日暮西斜,清阳观内的院子里,姜无靠着大树仰头看着手上的那枚黑色玉环,和他脖子上挂着的那个款式很像,色泽也一样,但在阳光下却透不出一点光来,反而浑浊得像是吸饱了墨,沉沉的,而他脖子上的那枚同样是墨色,但里面的墨却是流动着的,像是有生命一般。
这枚玉环就是他从秦嘉望书房保险柜里拿出来的,里面同样是无主神魂,但和他脖子上的那块品质简直是天差地别,倒是和聂雨蒙的那枚品质更为相似。
“姜道友,许久不见。

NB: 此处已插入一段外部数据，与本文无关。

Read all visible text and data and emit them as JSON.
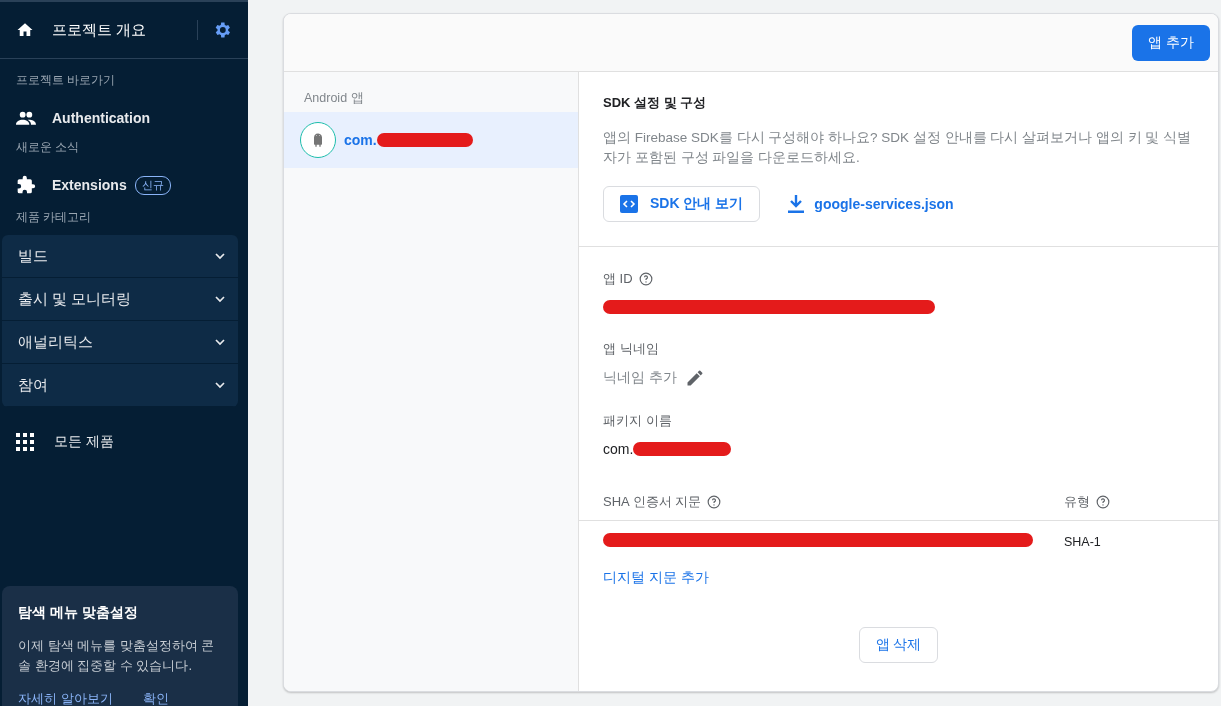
{
  "sidebar": {
    "project_title": "프로젝트 개요",
    "shortcuts_label": "프로젝트 바로가기",
    "shortcut": {
      "label": "Authentication"
    },
    "news_label": "새로운 소식",
    "news_item": {
      "label": "Extensions",
      "badge": "신규"
    },
    "categories_label": "제품 카테고리",
    "categories": [
      {
        "label": "빌드",
        "expanded": false
      },
      {
        "label": "출시 및 모니터링",
        "expanded": false
      },
      {
        "label": "애널리틱스",
        "expanded": false
      },
      {
        "label": "참여",
        "expanded": false
      }
    ],
    "all_products": "모든 제품",
    "promo": {
      "title": "탐색 메뉴 맞춤설정",
      "text": "이제 탐색 메뉴를 맞춤설정하여 콘솔 환경에 집중할 수 있습니다.",
      "links": [
        "자세히 알아보기",
        "확인"
      ]
    }
  },
  "main": {
    "add_app_button": "앱 추가",
    "apps": {
      "heading": "Android 앱",
      "items": [
        {
          "name": "com.",
          "selected": true
        }
      ]
    },
    "sdk": {
      "title": "SDK 설정 및 구성",
      "description": "앱의 Firebase SDK를 다시 구성해야 하나요? SDK 설정 안내를 다시 살펴보거나 앱의 키 및 식별자가 포함된 구성 파일을 다운로드하세요.",
      "guide_button": "SDK 안내 보기",
      "download_link": "google-services.json"
    },
    "app_id": {
      "label": "앱 ID"
    },
    "nickname": {
      "label": "앱 닉네임",
      "add_text": "닉네임 추가"
    },
    "package": {
      "label": "패키지 이름",
      "value": "com."
    },
    "sha_table": {
      "columns": [
        "SHA 인증서 지문",
        "유형"
      ],
      "rows": [
        {
          "type": "SHA-1"
        }
      ]
    },
    "add_fingerprint_link": "디지털 지문 추가",
    "delete_button": "앱 삭제"
  }
}
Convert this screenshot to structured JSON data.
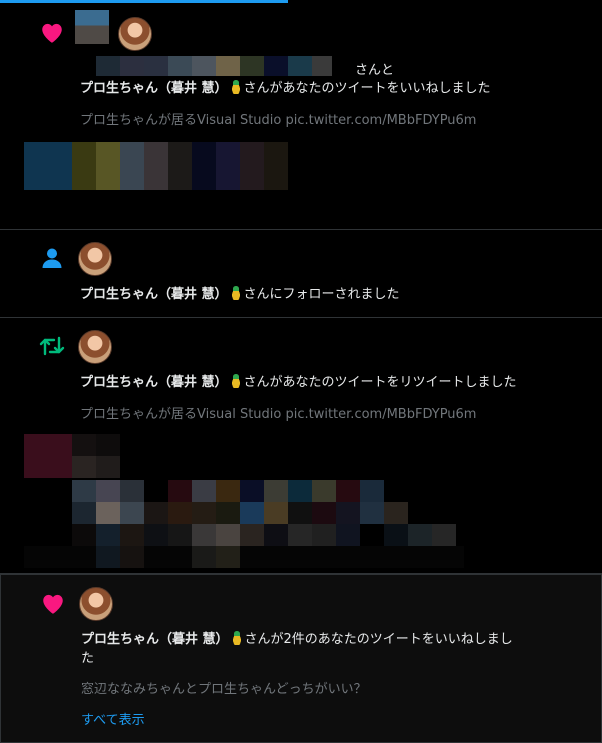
{
  "notifications": [
    {
      "type": "like",
      "icon": "heart-icon",
      "line_prefix": "さんと",
      "user_name": "プロ生ちゃん（暮井 慧）",
      "action_text": "さんがあなたのツイートをいいねしました",
      "tweet_text": "プロ生ちゃんが居るVisual Studio pic.twitter.com/MBbFDYPu6m"
    },
    {
      "type": "follow",
      "icon": "person-icon",
      "user_name": "プロ生ちゃん（暮井 慧）",
      "action_text": "さんにフォローされました"
    },
    {
      "type": "retweet",
      "icon": "retweet-icon",
      "user_name": "プロ生ちゃん（暮井 慧）",
      "action_text": "さんがあなたのツイートをリツイートしました",
      "tweet_text": "プロ生ちゃんが居るVisual Studio pic.twitter.com/MBbFDYPu6m"
    },
    {
      "type": "like",
      "icon": "heart-icon",
      "user_name": "プロ生ちゃん（暮井 慧）",
      "action_text_line1": "さんが2件のあなたのツイートをいいねしまし",
      "action_text_line2": "た",
      "tweet_text": "窓辺ななみちゃんとプロ生ちゃんどっちがいい？",
      "show_all_link": "すべて表示"
    }
  ],
  "colors": {
    "heart": "#f91880",
    "follow": "#1d9bf0",
    "retweet": "#00ba7c",
    "link": "#1d9bf0",
    "muted": "#71767b"
  }
}
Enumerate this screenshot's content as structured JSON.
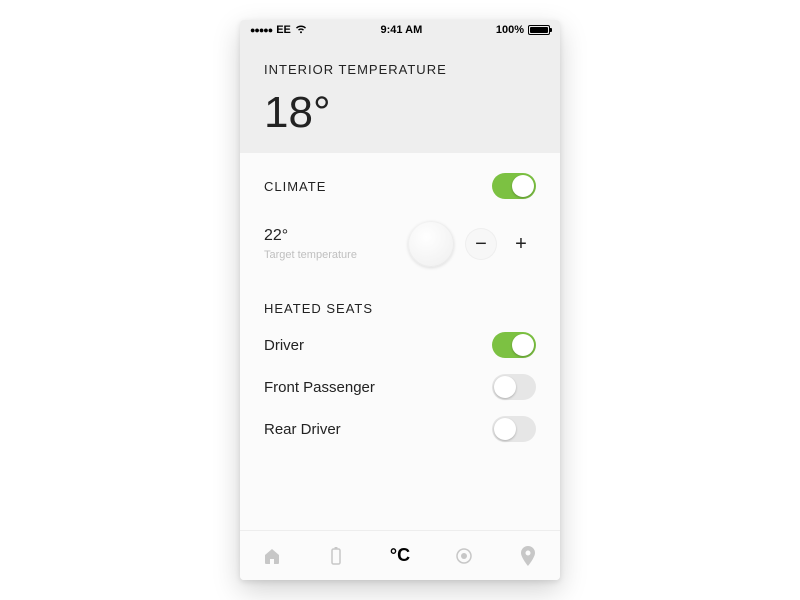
{
  "status_bar": {
    "carrier": "EE",
    "time": "9:41 AM",
    "battery_pct": "100%"
  },
  "header": {
    "label": "INTERIOR TEMPERATURE",
    "value": "18°"
  },
  "climate": {
    "title": "CLIMATE",
    "on": true,
    "target_value": "22°",
    "target_caption": "Target temperature",
    "minus": "−",
    "plus": "+"
  },
  "heated_seats": {
    "title": "HEATED SEATS",
    "rows": [
      {
        "label": "Driver",
        "on": true
      },
      {
        "label": "Front Passenger",
        "on": false
      },
      {
        "label": "Rear Driver",
        "on": false
      }
    ]
  },
  "tabbar": {
    "items": [
      {
        "name": "home",
        "active": false
      },
      {
        "name": "battery",
        "active": false
      },
      {
        "name": "climate",
        "label": "°C",
        "active": true
      },
      {
        "name": "status",
        "active": false
      },
      {
        "name": "location",
        "active": false
      }
    ]
  },
  "colors": {
    "toggle_on": "#7cc142",
    "header_bg": "#eeeeee"
  }
}
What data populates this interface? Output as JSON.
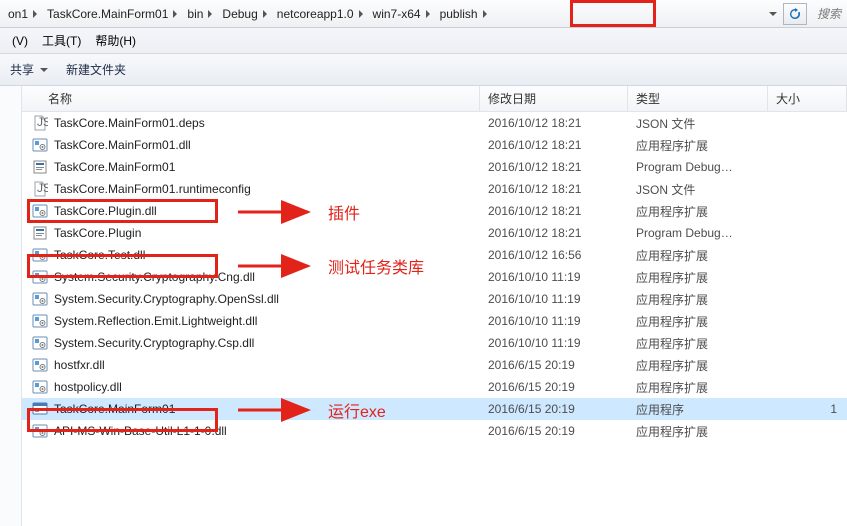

”
身后传来一个和蔼的声音,姜无转头看了一下,是白先陵走了过来,和上次见的模样相比,这次他年轻了不少,脸上的死气与苍老尽数散去,气色也好了不少,目光矍铄,一脸笑意,要不是穿着身蓝布道袍,看着就像是个公园里的退休老大爷。
“许久不见。”
姜无收起玉环上前打了个招呼,开门见山道,“我之前在你们祖师爷的坟地里拿走了一枚黑玉环,我想知道它的来历。”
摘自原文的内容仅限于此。